What is potentially more concerning from the standpoints of safety and predictability, is the fragile narcissistic subtype, defined by enviousness, competitiveness, and excessive reactions to perceived slights (for instance, silencing dissenting popular or fact-based opinions). Only speculation, one example of a perceived slight that may be the pivotal turning point toward our current leadership came in 2011 when President Obama publicly joked about our new President at the White House correspondents’ dinner. Such a perceived slight could have been the straw that broke the camel’s back in his intention to run for president.
What can be done in response to this type of narcissism? In day-to-day life, valuable advice for dealing with personalities like narcissism has been offered. In a great read called Dealing with the Crazy Makers in Your Life: Setting Boundaries on Unhealthy Relationships, Dr. David Hawkins offers very clear advice: set boundaries. Walk away. In gambling terms, the only winning hand playing with pathological narcissism is not to play at all.
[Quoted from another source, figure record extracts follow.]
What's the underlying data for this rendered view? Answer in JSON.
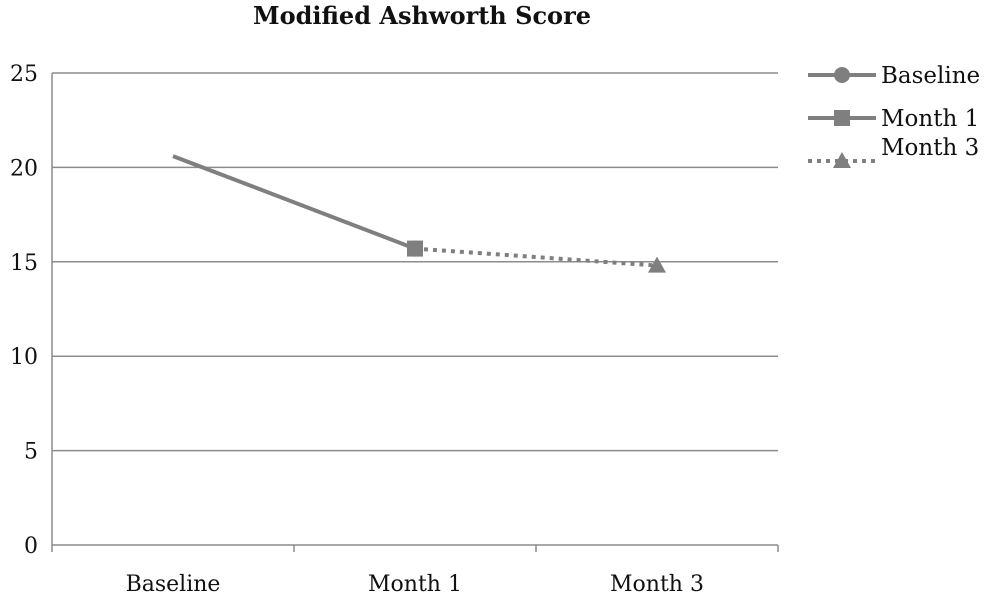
{
  "chart_data": {
    "type": "line",
    "title": "Modified Ashworth Score",
    "xlabel": "",
    "ylabel": "",
    "categories": [
      "Baseline",
      "Month 1",
      "Month 3"
    ],
    "ylim": [
      0,
      25
    ],
    "yticks": [
      "0",
      "5",
      "10",
      "15",
      "20",
      "25"
    ],
    "grid": true,
    "legend_position": "right",
    "series": [
      {
        "name": "Baseline",
        "marker": "circle",
        "style": "solid",
        "points": [
          {
            "x": "Baseline",
            "y": 20.6
          },
          {
            "x": "Month 1",
            "y": 15.7
          }
        ]
      },
      {
        "name": "Month 1",
        "marker": "square",
        "style": "solid",
        "points": [
          {
            "x": "Month 1",
            "y": 15.7
          }
        ]
      },
      {
        "name": "Month 3",
        "marker": "triangle",
        "style": "dotted",
        "points": [
          {
            "x": "Month 1",
            "y": 15.7
          },
          {
            "x": "Month 3",
            "y": 14.8
          }
        ]
      }
    ],
    "colors": {
      "series": "#7f7f7f",
      "grid": "#8c8c8c",
      "axis": "#8c8c8c"
    }
  }
}
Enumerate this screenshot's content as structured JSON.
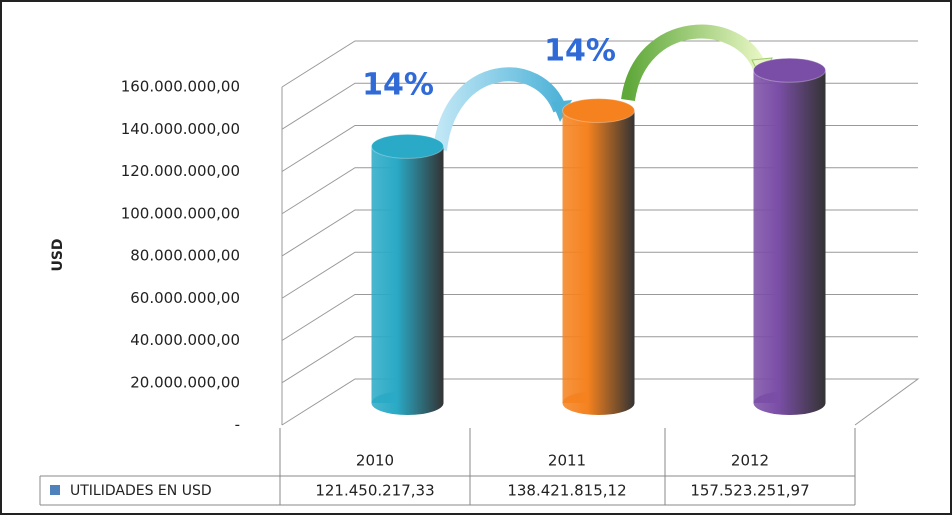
{
  "chart_data": {
    "type": "bar",
    "y_label": "USD",
    "legend_label": "UTILIDADES EN USD",
    "legend_color": "#4f81bd",
    "categories": [
      "2010",
      "2011",
      "2012"
    ],
    "values": [
      121450217.33,
      138421815.12,
      157523251.97
    ],
    "value_labels": [
      "121.450.217,33",
      "138.421.815,12",
      "157.523.251,97"
    ],
    "colors": [
      "#2aaac6",
      "#f5821f",
      "#7a4ea6"
    ],
    "annotations": [
      "14%",
      "14%"
    ],
    "ylim": [
      0,
      160000000
    ],
    "yticks": [
      {
        "value": 0,
        "label": "-"
      },
      {
        "value": 20000000,
        "label": "20.000.000,00"
      },
      {
        "value": 40000000,
        "label": "40.000.000,00"
      },
      {
        "value": 60000000,
        "label": "60.000.000,00"
      },
      {
        "value": 80000000,
        "label": "80.000.000,00"
      },
      {
        "value": 100000000,
        "label": "100.000.000,00"
      },
      {
        "value": 120000000,
        "label": "120.000.000,00"
      },
      {
        "value": 140000000,
        "label": "140.000.000,00"
      },
      {
        "value": 160000000,
        "label": "160.000.000,00"
      }
    ],
    "grid": true
  }
}
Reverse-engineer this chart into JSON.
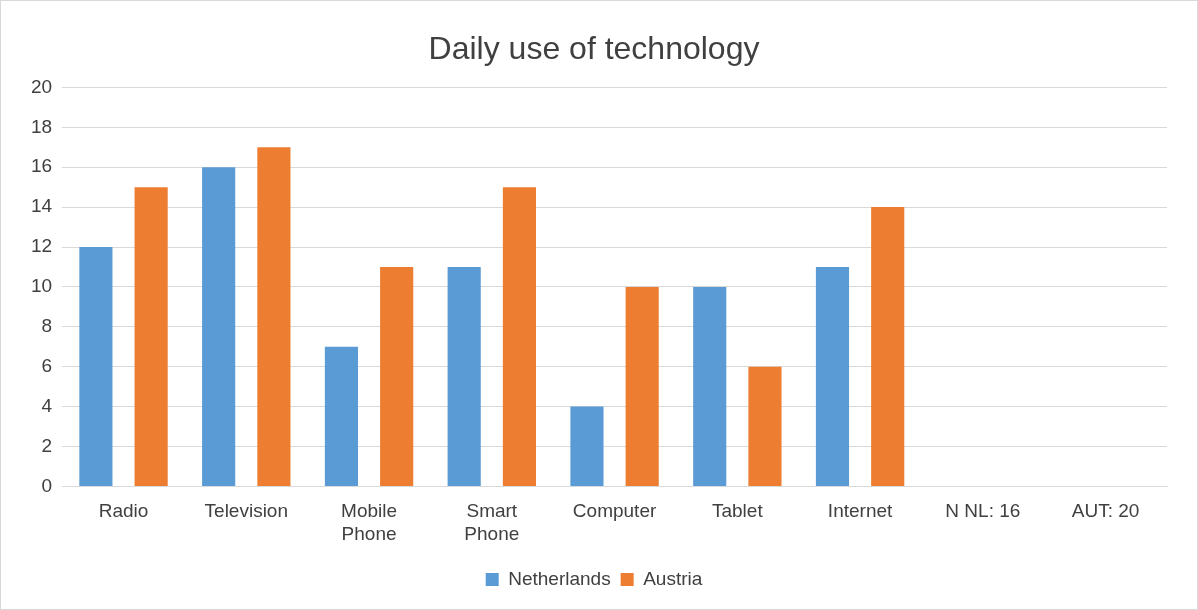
{
  "chart_data": {
    "type": "bar",
    "title": "Daily use of technology",
    "categories": [
      "Radio",
      "Television",
      "Mobile Phone",
      "Smart Phone",
      "Computer",
      "Tablet",
      "Internet",
      "N NL: 16",
      "AUT: 20"
    ],
    "series": [
      {
        "name": "Netherlands",
        "color": "#5b9bd5",
        "values": [
          12,
          16,
          7,
          11,
          4,
          10,
          11,
          null,
          null
        ]
      },
      {
        "name": "Austria",
        "color": "#ed7d31",
        "values": [
          15,
          17,
          11,
          15,
          10,
          6,
          14,
          null,
          null
        ]
      }
    ],
    "ylim": [
      0,
      20
    ],
    "yticks": [
      0,
      2,
      4,
      6,
      8,
      10,
      12,
      14,
      16,
      18,
      20
    ],
    "grid": "y",
    "legend": "bottom"
  }
}
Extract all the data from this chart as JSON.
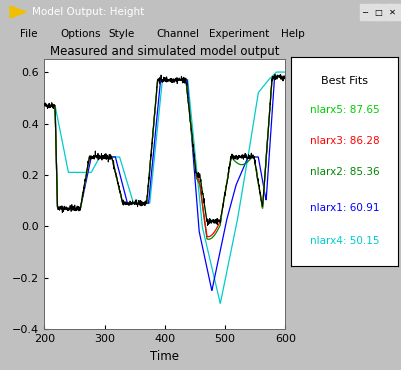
{
  "title": "Measured and simulated model output",
  "xlabel": "Time",
  "xlim": [
    200,
    600
  ],
  "ylim": [
    -0.4,
    0.65
  ],
  "yticks": [
    -0.4,
    -0.2,
    0,
    0.2,
    0.4,
    0.6
  ],
  "xticks": [
    200,
    300,
    400,
    500,
    600
  ],
  "bg_color": "#c0c0c0",
  "ax_bg_color": "#ffffff",
  "legend_title": "Best Fits",
  "legend_entries": [
    {
      "label": "nlarx5: 87.65",
      "color": "#00cc00"
    },
    {
      "label": "nlarx3: 86.28",
      "color": "#ff0000"
    },
    {
      "label": "nlarx2: 85.36",
      "color": "#008800"
    },
    {
      "label": "nlarx1: 60.91",
      "color": "#0000ff"
    },
    {
      "label": "nlarx4: 50.15",
      "color": "#00cccc"
    }
  ],
  "window_title": "Model Output: Height",
  "titlebar_color": "#1a6bc2",
  "titlebar_text_color": "#ffffff",
  "menubar_color": "#f0f0f0",
  "menu_items": [
    "File",
    "Options",
    "Style",
    "Channel",
    "Experiment",
    "Help"
  ],
  "menu_colors": [
    "#000000",
    "#000000",
    "#000000",
    "#000000",
    "#000000",
    "#000000"
  ]
}
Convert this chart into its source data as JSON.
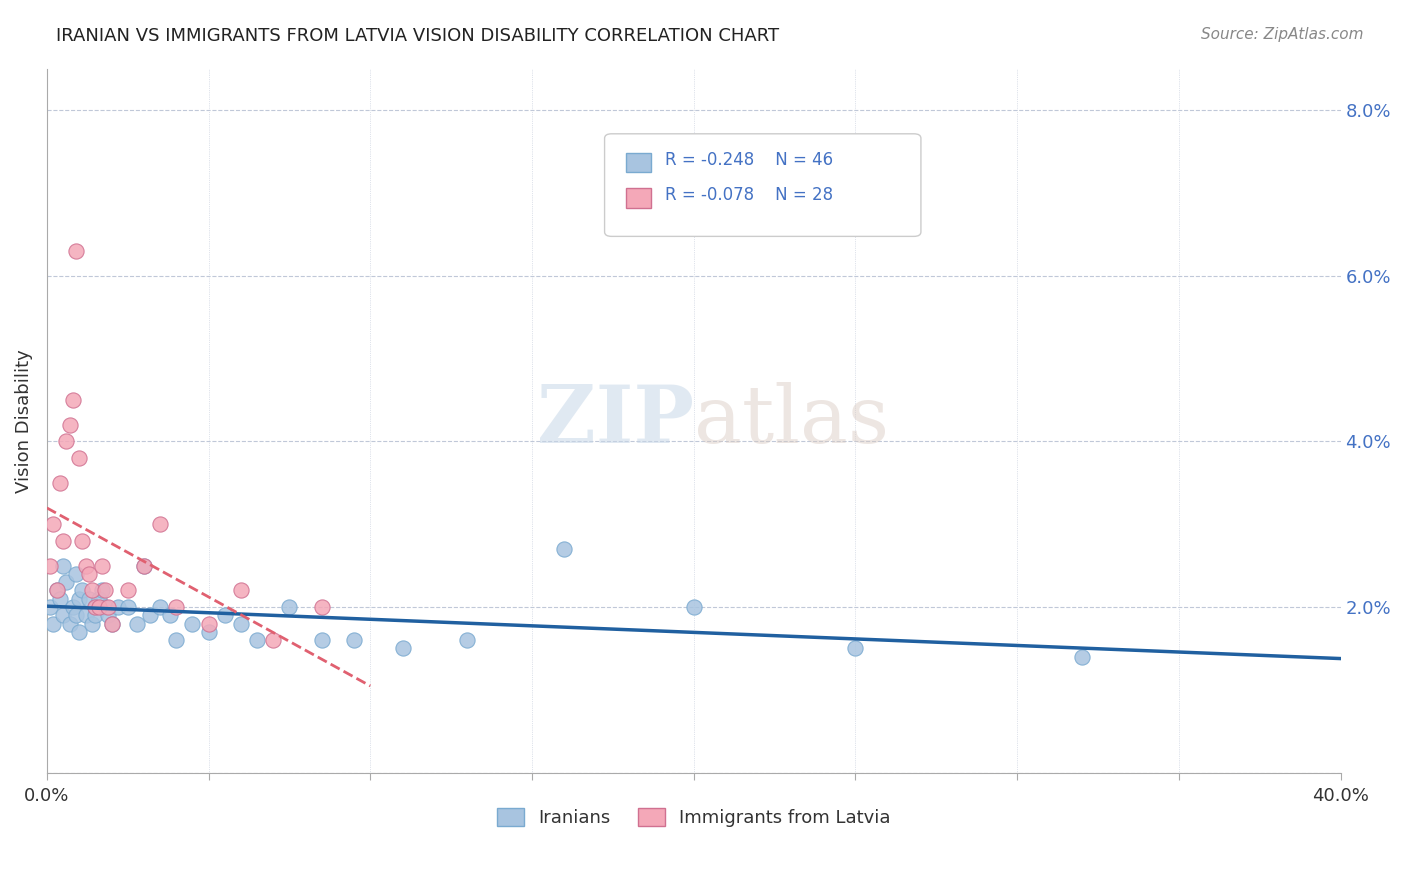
{
  "title": "IRANIAN VS IMMIGRANTS FROM LATVIA VISION DISABILITY CORRELATION CHART",
  "source": "Source: ZipAtlas.com",
  "ylabel": "Vision Disability",
  "xlim": [
    0.0,
    0.4
  ],
  "ylim": [
    0.0,
    0.085
  ],
  "ytick_vals": [
    0.0,
    0.02,
    0.04,
    0.06,
    0.08
  ],
  "ytick_labels": [
    "",
    "2.0%",
    "4.0%",
    "6.0%",
    "8.0%"
  ],
  "watermark_zip": "ZIP",
  "watermark_atlas": "atlas",
  "color_iranian": "#a8c4e0",
  "color_latvia": "#f4a8b8",
  "edge_iranian": "#7aaad0",
  "edge_latvia": "#d07090",
  "line_color_iranian": "#2060a0",
  "line_color_latvia": "#e06070",
  "iranians_x": [
    0.001,
    0.002,
    0.003,
    0.004,
    0.005,
    0.005,
    0.006,
    0.007,
    0.008,
    0.009,
    0.009,
    0.01,
    0.01,
    0.011,
    0.012,
    0.013,
    0.014,
    0.015,
    0.015,
    0.016,
    0.017,
    0.018,
    0.019,
    0.02,
    0.022,
    0.025,
    0.028,
    0.03,
    0.032,
    0.035,
    0.038,
    0.04,
    0.045,
    0.05,
    0.055,
    0.06,
    0.065,
    0.075,
    0.085,
    0.095,
    0.11,
    0.13,
    0.16,
    0.2,
    0.25,
    0.32
  ],
  "iranians_y": [
    0.02,
    0.018,
    0.022,
    0.021,
    0.025,
    0.019,
    0.023,
    0.018,
    0.02,
    0.019,
    0.024,
    0.017,
    0.021,
    0.022,
    0.019,
    0.021,
    0.018,
    0.02,
    0.019,
    0.021,
    0.022,
    0.02,
    0.019,
    0.018,
    0.02,
    0.02,
    0.018,
    0.025,
    0.019,
    0.02,
    0.019,
    0.016,
    0.018,
    0.017,
    0.019,
    0.018,
    0.016,
    0.02,
    0.016,
    0.016,
    0.015,
    0.016,
    0.027,
    0.02,
    0.015,
    0.014
  ],
  "latvia_x": [
    0.001,
    0.002,
    0.003,
    0.004,
    0.005,
    0.006,
    0.007,
    0.008,
    0.009,
    0.01,
    0.011,
    0.012,
    0.013,
    0.014,
    0.015,
    0.016,
    0.017,
    0.018,
    0.019,
    0.02,
    0.025,
    0.03,
    0.035,
    0.04,
    0.05,
    0.06,
    0.07,
    0.085
  ],
  "latvia_y": [
    0.025,
    0.03,
    0.022,
    0.035,
    0.028,
    0.04,
    0.042,
    0.045,
    0.063,
    0.038,
    0.028,
    0.025,
    0.024,
    0.022,
    0.02,
    0.02,
    0.025,
    0.022,
    0.02,
    0.018,
    0.022,
    0.025,
    0.03,
    0.02,
    0.018,
    0.022,
    0.016,
    0.02
  ],
  "legend_r1": "R = -0.248",
  "legend_n1": "N = 46",
  "legend_r2": "R = -0.078",
  "legend_n2": "N = 28",
  "legend_color": "#4472c4",
  "title_fontsize": 13,
  "tick_fontsize": 13,
  "source_fontsize": 11,
  "ylabel_fontsize": 13
}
Unfortunately, if all of the public commentary is accurate, and this personality is our leader, the option not to play is out of the question.
Where does this leave us? In a paradox. If both personality types do presently occupy our leadership, it leaves us with the need to respond to two very identifiable and related, yet distinct, personality styles. This is, in American political history, uncharted territory. And while I value being solution-focused, I honestly have no idea how to effectively respond.
This is where we are. And we are in this together to figure out how to respond.